Law W R, McLane M P, Raymond R M
Department of Surgery and Physiology, Loyola University, Stritch School of Medicine, Maywood, Illinois 60153.
Circ Shock. 1989 Aug;28(4):333-45.
We recently reported that adenosine potentiated insulin-stimulated myocardial glucose uptake (MGU) in vivo and that adenosine receptor blockade resulted in myocardial insulin resistance. Since myocardial insulin resistance has been reported to occur during endotoxin shock, we decided to investigate whether infusion of adenosine could ameliorate this condition. Studies were performed in pentobarbital-anesthetized dogs that were instrumented to measure mean arterial blood pressure (MAP), circumflex arterial blood flow (Q), myocardial glucose uptake (MGU), and oxygen uptake (MVO2). Endotoxin shock was induced by administration of an intravenous bolus of Salmonella typhymurium endotoxin (1 mg/kg). The response to insulin was determined during hyperinsulinemic (4 U/min), euglycemic clamp (INS). The ability of adenosine to potentiate insulin-stimulated glucose uptake was measured during sequential infusions of adenosine (0.01 mumol/min to 10 mumol/min) or during infusion of a single concentration of adenosine (1.0 mumol/min) into the circumflex artery. In control dogs INS resulted in an approximate twofold elevation of myocardial glucose uptake over basal values (2.6 +/- 0.4 to 4.9 +/- 0.7 mg/min; mean +/- S.E.M.). There was no significant effect of INS on MAP, Q, or MVO2 in this group. Adenosine infusions resulted in potentiation of insulin-stimulated MGU. During shock INS elevated MAP, Q, and MVO2 to levels that were not significantly different from the control group, but did not raise MGU above the pre-endotoxin level.

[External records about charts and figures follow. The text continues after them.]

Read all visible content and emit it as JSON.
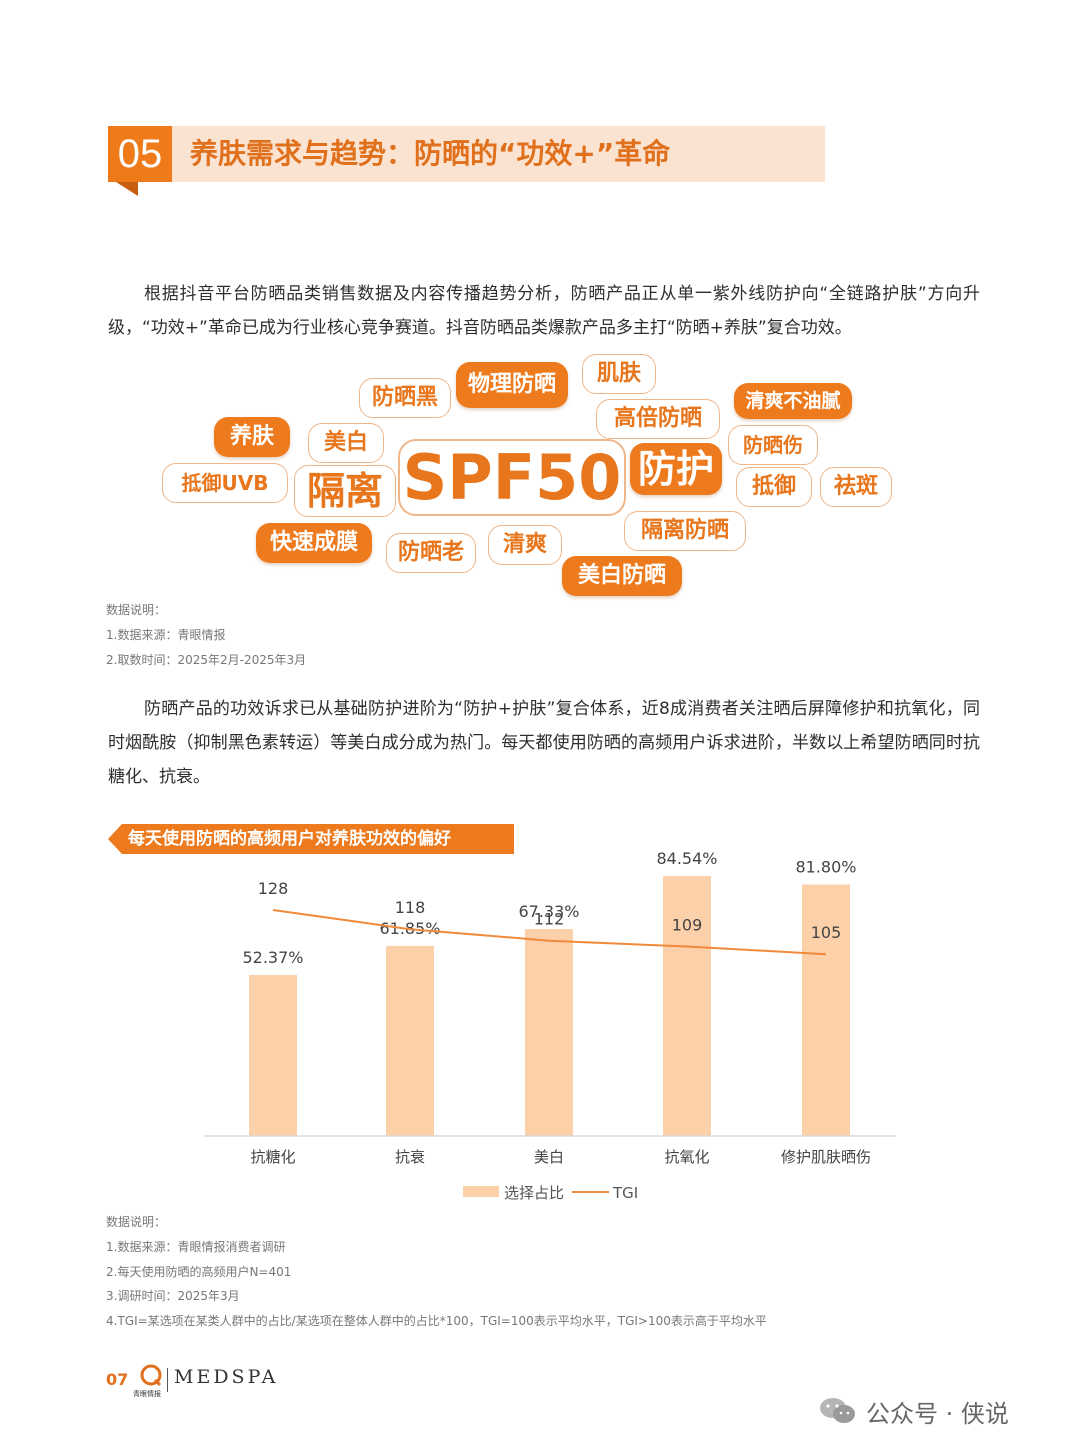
{
  "section": {
    "number": "05",
    "title": "养肤需求与趋势：防晒的“功效+”革命"
  },
  "paragraph1": "根据抖音平台防晒品类销售数据及内容传播趋势分析，防晒产品正从单一紫外线防护向“全链路护肤”方向升级，“功效+”革命已成为行业核心竞争赛道。抖音防晒品类爆款产品多主打“防晒+养肤”复合功效。",
  "word_cloud": {
    "tags": [
      {
        "text": "SPF50",
        "style": "outline",
        "emphasis": "largest"
      },
      {
        "text": "防护",
        "style": "filled",
        "emphasis": "large"
      },
      {
        "text": "隔离",
        "style": "outline",
        "emphasis": "large"
      },
      {
        "text": "物理防晒",
        "style": "filled"
      },
      {
        "text": "防晒黑",
        "style": "outline"
      },
      {
        "text": "肌肤",
        "style": "outline"
      },
      {
        "text": "高倍防晒",
        "style": "outline"
      },
      {
        "text": "清爽不油腻",
        "style": "filled"
      },
      {
        "text": "养肤",
        "style": "filled"
      },
      {
        "text": "美白",
        "style": "outline"
      },
      {
        "text": "防晒伤",
        "style": "outline"
      },
      {
        "text": "抵御UVB",
        "style": "outline"
      },
      {
        "text": "抵御",
        "style": "outline"
      },
      {
        "text": "祛斑",
        "style": "outline"
      },
      {
        "text": "快速成膜",
        "style": "filled"
      },
      {
        "text": "防晒老",
        "style": "outline"
      },
      {
        "text": "清爽",
        "style": "outline"
      },
      {
        "text": "隔离防晒",
        "style": "outline"
      },
      {
        "text": "美白防晒",
        "style": "filled"
      }
    ]
  },
  "notes1": [
    "数据说明：",
    "1.数据来源：青眼情报",
    "2.取数时间：2025年2月-2025年3月"
  ],
  "paragraph2": "防晒产品的功效诉求已从基础防护进阶为“防护+护肤”复合体系，近8成消费者关注晒后屏障修护和抗氧化，同时烟酰胺（抑制黑色素转运）等美白成分成为热门。每天都使用防晒的高频用户诉求进阶，半数以上希望防晒同时抗糖化、抗衰。",
  "chart_banner": "每天使用防晒的高频用户对养肤功效的偏好",
  "chart_data": {
    "type": "bar",
    "title": "每天使用防晒的高频用户对养肤功效的偏好",
    "categories": [
      "抗糖化",
      "抗衰",
      "美白",
      "抗氧化",
      "修护肌肤晒伤"
    ],
    "series": [
      {
        "name": "选择占比",
        "type": "bar",
        "unit": "%",
        "values": [
          52.37,
          61.85,
          67.33,
          84.54,
          81.8
        ],
        "labels": [
          "52.37%",
          "61.85%",
          "67.33%",
          "84.54%",
          "81.80%"
        ]
      },
      {
        "name": "TGI",
        "type": "line",
        "values": [
          128,
          118,
          112,
          109,
          105
        ],
        "labels": [
          "128",
          "118",
          "112",
          "109",
          "105"
        ]
      }
    ],
    "legend_position": "bottom",
    "grid": false,
    "colors": {
      "bar": "#fcd0a8",
      "line": "#f08a3a"
    }
  },
  "notes2": [
    "数据说明：",
    "1.数据来源：青眼情报消费者调研",
    "2.每天使用防晒的高频用户N=401",
    "3.调研时间：2025年3月",
    "4.TGI=某选项在某类人群中的占比/某选项在整体人群中的占比*100，TGI=100表示平均水平，TGI>100表示高于平均水平"
  ],
  "footer": {
    "page": "07",
    "logo_small": "青眼情报",
    "logo_brand": "MEDSPA",
    "watermark": "公众号 · 侠说"
  }
}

Adenosine infusions elevated insulin-stimulated MGU during shock to levels similar to those observed in the control group during respective adenosine infusion rates. MAP and MVO2 were not significantly altered by INS + adenosine in the shock group as compared with the effect of INS alone. From these results we conclude that adenosine restored the myocardial glucose uptake response to insulin during endotoxin shock. The response of the oxygen supply to demand ratio to INS suggests that myocardial adenosine production may be reduced during endotoxin shock.
我们最近报道,腺苷在体内可增强胰岛素刺激的心肌葡萄糖摄取(MGU),且腺苷受体阻断会导致心肌胰岛素抵抗。鉴于已有报道称内毒素休克期间会发生心肌胰岛素抵抗,我们决定研究输注腺苷是否能改善这种情况。研究在戊巴比妥麻醉的犬身上进行,这些犬已安装仪器以测量平均动脉血压(MAP)、冠状动脉血流量(Q)、心肌葡萄糖摄取(MGU)和氧摄取(MVO2)。通过静脉推注鼠伤寒沙门氏菌内毒素(1mg/kg)诱导内毒素休克。在高胰岛素血症(4U/min)、正常血糖钳夹(INS)期间测定对胰岛素的反应。在向冠状动脉顺序输注腺苷(0.01μmol/min至10μmol/min)期间或输注单一浓度的腺苷(1.0μmol/min)期间,测量腺苷增强胰岛素刺激的葡萄糖摄取的能力。在对照犬中,INS导致心肌葡萄糖摄取比基础值升高约两倍(2.6±0.4至4.9±0.7mg/min;平均值±标准误)。该组中INS对MAP、Q或MVO2无显著影响。腺苷输注导致胰岛素刺激的MGU增强。在休克期间,INS使MAP、Q和MVO2升高至与对照组无显著差异的水平,但未使MGU升高至内毒素血症前水平之上。在休克组中,与单独使用INS的效果相比,INS + 腺苷并未显著改变MAP和MVO2。从这些结果我们得出结论,腺苷在内毒素休克期间恢复了心肌对胰岛素的葡萄糖摄取反应。氧供需比对内毒素的反应表明,内毒素休克期间心肌腺苷生成可能减少。